CRYSTAL LAKE – When it comes to helping the homeless, Tom McNamara never gets cold feet.
And he does his best to make sure those he helps don't get them either.
The retired special education teacher is ditching his Crystal Lake home for an RV that he takes around the country to provide the homeless with new, dry socks. McNamara has already distributed thousands of socks to people from Mississippi and Missouri to Arizona and New Mexico.
"The smiles you see when a kid gets a pair of dry, clean socks are incredible," he said. "It is definitely a need and most people look by that. All our other organizations do a great job, but they get jackets, hats, scarves, gloves; we forget socks."
McNamara was inspired to start his one-man charity tour after discovering the Joy of Sox – a Philadelphia nonprofit dedicated to giving socks to the homeless in the region. But the outgoing personality that gave him a passion for teaching also made him want more from his experience than giving socks.
So he sold his house, bought an RV and took his dog and Chevrolet Spark around the country in a tour he never plans on stopping. A year into his journey, he has heard heartbreaking stories from a 16-year-old Californian who was trying to make his way to New Orleans after his parents divorced and sent him away, to a veteran jailed one day for vagrancy then given a one-way bus ticket to become another city's "problem."

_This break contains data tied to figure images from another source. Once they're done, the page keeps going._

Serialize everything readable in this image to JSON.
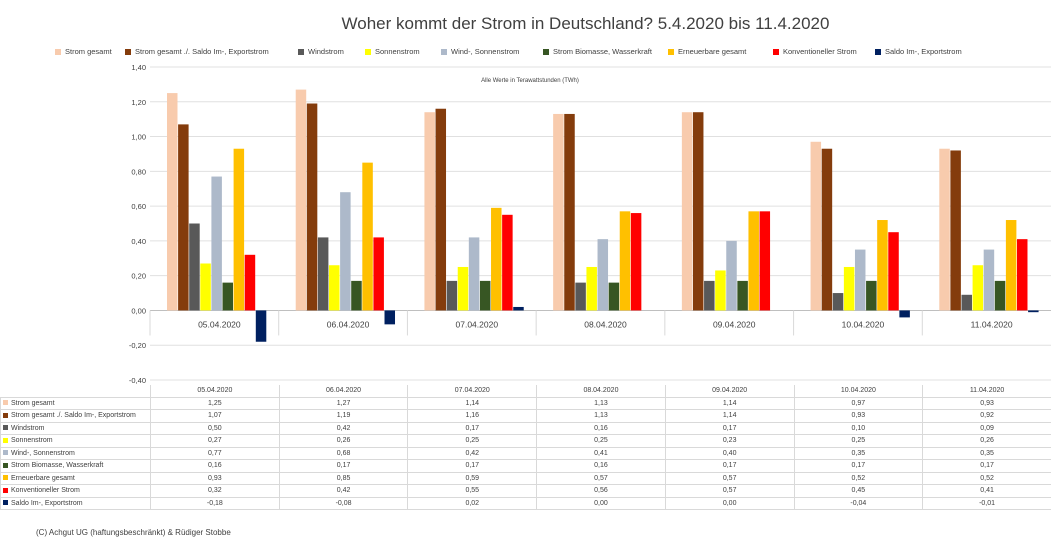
{
  "chart_data": {
    "type": "bar",
    "title": "Woher kommt der Strom in Deutschland? 5.4.2020 bis 11.4.2020",
    "subtitle": "Alle Werte in Terawattstunden (TWh)",
    "categories": [
      "05.04.2020",
      "06.04.2020",
      "07.04.2020",
      "08.04.2020",
      "09.04.2020",
      "10.04.2020",
      "11.04.2020"
    ],
    "ylim": [
      -0.4,
      1.4
    ],
    "yticks": [
      "-0,40",
      "-0,20",
      "0,00",
      "0,20",
      "0,40",
      "0,60",
      "0,80",
      "1,00",
      "1,20",
      "1,40"
    ],
    "ytick_values": [
      -0.4,
      -0.2,
      0,
      0.2,
      0.4,
      0.6,
      0.8,
      1.0,
      1.2,
      1.4
    ],
    "series": [
      {
        "name": "Strom gesamt",
        "color": "#f8cbad",
        "values": [
          1.25,
          1.27,
          1.14,
          1.13,
          1.14,
          0.97,
          0.93
        ],
        "labels": [
          "1,25",
          "1,27",
          "1,14",
          "1,13",
          "1,14",
          "0,97",
          "0,93"
        ]
      },
      {
        "name": "Strom gesamt ./. Saldo Im-, Exportstrom",
        "color": "#843c0c",
        "values": [
          1.07,
          1.19,
          1.16,
          1.13,
          1.14,
          0.93,
          0.92
        ],
        "labels": [
          "1,07",
          "1,19",
          "1,16",
          "1,13",
          "1,14",
          "0,93",
          "0,92"
        ]
      },
      {
        "name": "Windstrom",
        "color": "#595959",
        "values": [
          0.5,
          0.42,
          0.17,
          0.16,
          0.17,
          0.1,
          0.09
        ],
        "labels": [
          "0,50",
          "0,42",
          "0,17",
          "0,16",
          "0,17",
          "0,10",
          "0,09"
        ]
      },
      {
        "name": "Sonnenstrom",
        "color": "#ffff00",
        "values": [
          0.27,
          0.26,
          0.25,
          0.25,
          0.23,
          0.25,
          0.26
        ],
        "labels": [
          "0,27",
          "0,26",
          "0,25",
          "0,25",
          "0,23",
          "0,25",
          "0,26"
        ]
      },
      {
        "name": "Wind-, Sonnenstrom",
        "color": "#adb9ca",
        "values": [
          0.77,
          0.68,
          0.42,
          0.41,
          0.4,
          0.35,
          0.35
        ],
        "labels": [
          "0,77",
          "0,68",
          "0,42",
          "0,41",
          "0,40",
          "0,35",
          "0,35"
        ]
      },
      {
        "name": "Strom Biomasse, Wasserkraft",
        "color": "#375623",
        "values": [
          0.16,
          0.17,
          0.17,
          0.16,
          0.17,
          0.17,
          0.17
        ],
        "labels": [
          "0,16",
          "0,17",
          "0,17",
          "0,16",
          "0,17",
          "0,17",
          "0,17"
        ]
      },
      {
        "name": "Erneuerbare gesamt",
        "color": "#ffc000",
        "values": [
          0.93,
          0.85,
          0.59,
          0.57,
          0.57,
          0.52,
          0.52
        ],
        "labels": [
          "0,93",
          "0,85",
          "0,59",
          "0,57",
          "0,57",
          "0,52",
          "0,52"
        ]
      },
      {
        "name": "Konventioneller Strom",
        "color": "#ff0000",
        "values": [
          0.32,
          0.42,
          0.55,
          0.56,
          0.57,
          0.45,
          0.41
        ],
        "labels": [
          "0,32",
          "0,42",
          "0,55",
          "0,56",
          "0,57",
          "0,45",
          "0,41"
        ]
      },
      {
        "name": "Saldo Im-, Exportstrom",
        "color": "#002060",
        "values": [
          -0.18,
          -0.08,
          0.02,
          0.0,
          0.0,
          -0.04,
          -0.01
        ],
        "labels": [
          "-0,18",
          "-0,08",
          "0,02",
          "0,00",
          "0,00",
          "-0,04",
          "-0,01"
        ]
      }
    ]
  },
  "footer": {
    "copyright": "(C) Achgut UG (haftungsbeschränkt) & Rüdiger Stobbe"
  }
}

"I think some of the most heartbreaking have been the teenagers and veterans I've met," McNamara said. "Teenagers have kind of quit on society. They hear their parents and older adults giving up and don't see a future. They feel disposable and so do the vets. A lot of those veterans don't even want to be found."

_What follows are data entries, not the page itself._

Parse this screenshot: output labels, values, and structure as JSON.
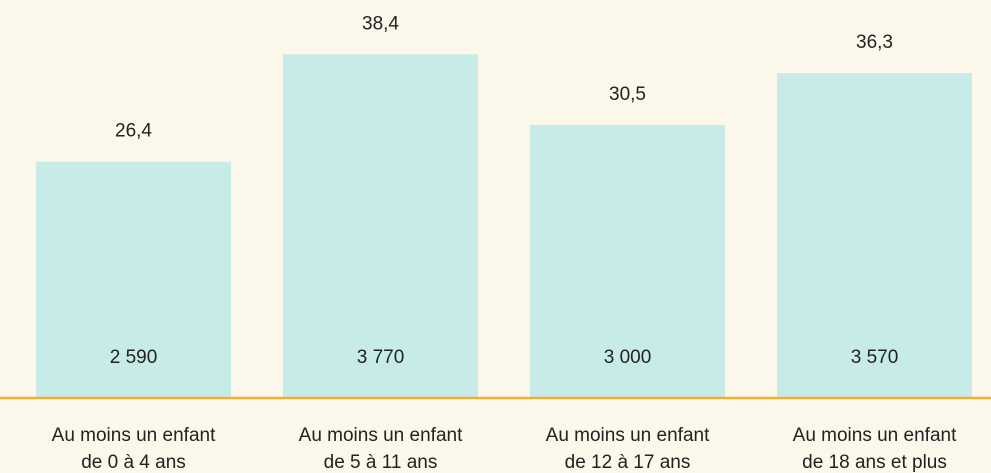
{
  "chart_data": {
    "type": "bar",
    "categories": [
      [
        "Au moins un enfant",
        "de 0 à 4 ans"
      ],
      [
        "Au moins un enfant",
        "de 5 à 11 ans"
      ],
      [
        "Au moins un enfant",
        "de 12 à 17 ans"
      ],
      [
        "Au moins un enfant",
        "de 18 ans et plus"
      ]
    ],
    "values": [
      26.4,
      38.4,
      30.5,
      36.3
    ],
    "value_labels": [
      "26,4",
      "38,4",
      "30,5",
      "36,3"
    ],
    "count_labels": [
      "2 590",
      "3 770",
      "3 000",
      "3 570"
    ],
    "color": "#c7ece8",
    "baseline_color": "#f0b030",
    "ylim": [
      0,
      40
    ]
  }
}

McNamara's experience has only fueled his desire to increase his efforts. His next trip will be to Phoenix where he will park his RV and then travel within a 350-mile radius in his small Chevrolet handing out the 5,000 socks he plans on bringing.

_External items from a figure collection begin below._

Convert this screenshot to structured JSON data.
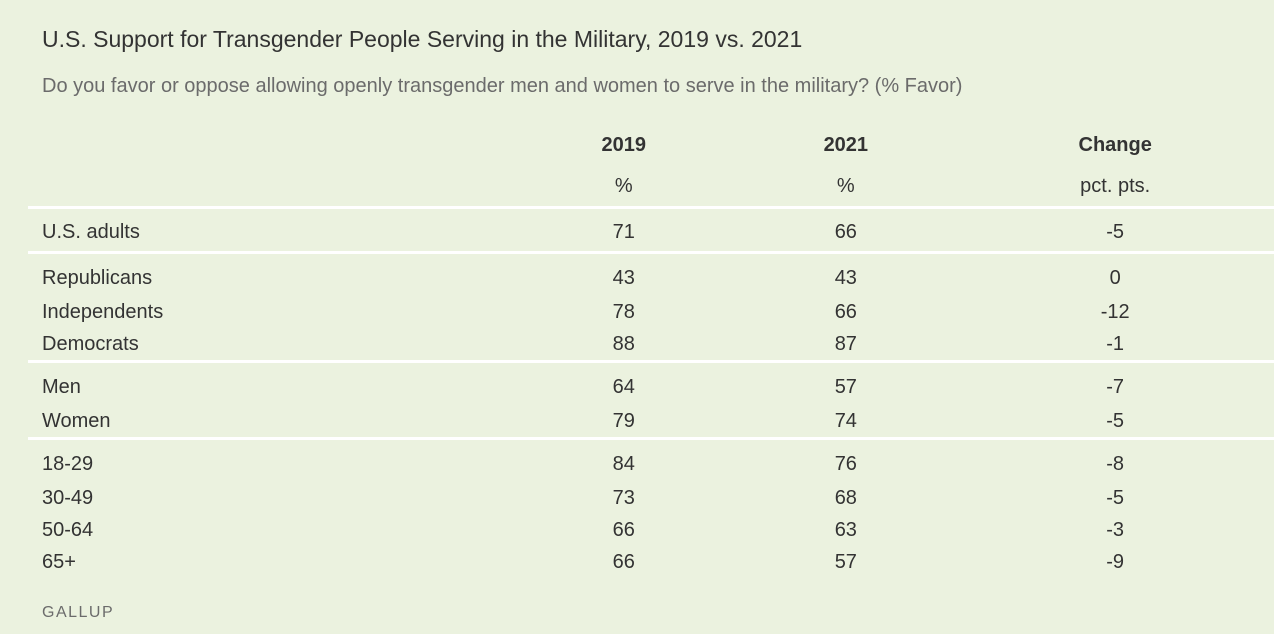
{
  "chart_data": {
    "type": "table",
    "title": "U.S. Support for Transgender People Serving in the Military, 2019 vs. 2021",
    "subtitle": "Do you favor or oppose allowing openly transgender men and women to serve in the military? (% Favor)",
    "columns": [
      {
        "header": "2019",
        "unit": "%"
      },
      {
        "header": "2021",
        "unit": "%"
      },
      {
        "header": "Change",
        "unit": "pct. pts."
      }
    ],
    "groups": [
      {
        "rows": [
          {
            "label": "U.S. adults",
            "v2019": "71",
            "v2021": "66",
            "change": "-5"
          }
        ]
      },
      {
        "rows": [
          {
            "label": "Republicans",
            "v2019": "43",
            "v2021": "43",
            "change": "0"
          },
          {
            "label": "Independents",
            "v2019": "78",
            "v2021": "66",
            "change": "-12"
          },
          {
            "label": "Democrats",
            "v2019": "88",
            "v2021": "87",
            "change": "-1"
          }
        ]
      },
      {
        "rows": [
          {
            "label": "Men",
            "v2019": "64",
            "v2021": "57",
            "change": "-7"
          },
          {
            "label": "Women",
            "v2019": "79",
            "v2021": "74",
            "change": "-5"
          }
        ]
      },
      {
        "rows": [
          {
            "label": "18-29",
            "v2019": "84",
            "v2021": "76",
            "change": "-8"
          },
          {
            "label": "30-49",
            "v2019": "73",
            "v2021": "68",
            "change": "-5"
          },
          {
            "label": "50-64",
            "v2019": "66",
            "v2021": "63",
            "change": "-3"
          },
          {
            "label": "65+",
            "v2019": "66",
            "v2021": "57",
            "change": "-9"
          }
        ]
      }
    ],
    "source": "GALLUP"
  },
  "colors": {
    "background": "#ebf2df",
    "text": "#333333",
    "muted_text": "#6b6b6b",
    "divider": "#ffffff"
  }
}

He said he has received great support early on including from teachers who have held class collections for socks and from families he has met on the road such as one in Louisiana that has started collections of its own. Any monetary donations he has received have only gone to buying more socks when he gets low, he said.
"Teaching to me was a great profession, but you never got that immediate feedback. It would take years before maybe a kid or two would come back and say you changed my life," McNamara said. "With this it is instant gratification. You hand them a pair of socks and they are jumping for joy. Right now I just see this going on until the end of my life."